At the same time, whether Dvorak likes it or not, for most people the word “rape” carries connotations not merely of sex without consent but of sex by force. That means that, when most people hear the word “rape,” some of the things she wants to call “rape” don’t spring to mind. And that, in turn, means that some of the incidents Dvorak wants to call “rape” (putatively consensual sex between drunk people, for example, even though drunkenness nullifies putative consent) won’t get reported as rape or sexual assault.
“Non-consensual sex,” however, encompasses all forms of rape, sexual assault, drunk sex, and other sexual activity without consent, forcible or not. Its breadth invites people to recognize–and identify as wrong–a larger variety of sexual evils than most would identify as “rape.”
And that means that a label like “non-consensual sex” may even bring more incidents and patterns of sexual wrongdoing to light than a label like “rape” would, precisely because “non-consensual sex” is both broader and less freighted with specific kinds of imagery than “rape.” Dvorak’s own second paragraph supports this point, as does the Al Jazeera article linked therein:
The “non-consensual sex” rebranding is courtesy of Brett Sokolow, a lawyer who has been advising colleges and universities about dealing with rape on their campuses for the past 15 years.
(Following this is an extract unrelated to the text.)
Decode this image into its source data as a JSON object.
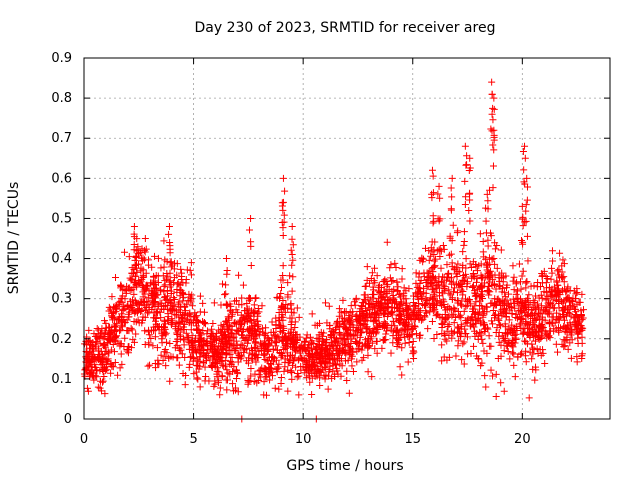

He told Al Jazeera America that college administrations don’t want to say the word “rape” and don’t want to believe their students could be rapists. But once he changed the term to “non-consensual sex,” the conversations were much easier. Focus groups loved it. Rape lite.
Certainly institutions invite PR nightmares when they take any action that appears to admit the existence of rape on their campuses, but “sexual assault” carries a bit less stigma, and “non-consensual sex” less still, so administrators can use those labels on their prevention-and-response programs with fewer worries. By the same token, the horror and violation inherent in the concept of “rape” keep plenty of victims from coming forward and plenty of perpetrators from accepting responsibility, facing justice, or reforming their ways.
And therein lies the tradeoff. Changing the language may trivialize evil that shouldn’t be trivialized, but it may also loosen some tongues that badly need to be loosened.
Thing is, despite Dvorak’s indignation at the change in terms, sometimes there is value in calling it “rape” and sometimes there’s value in calling it “non-consensual sex.” There’s probably value in using other terms sometimes, too; much depends on what the community–the whole community, including victims, administrators, perpetrators, and everyone else as well–needs in a given situation.
Sometimes it’s in everyone’s best interest to use the stronger terms to emphasize the evil of the actions and the severity of the problem. But sometimes it’s in everyone’s best interest to use the less freighted terms so people who might not otherwise talk about the problem finally will. Determining which situations call for which kind of term may be challenging, but discarding terms of either kind would be a mistake.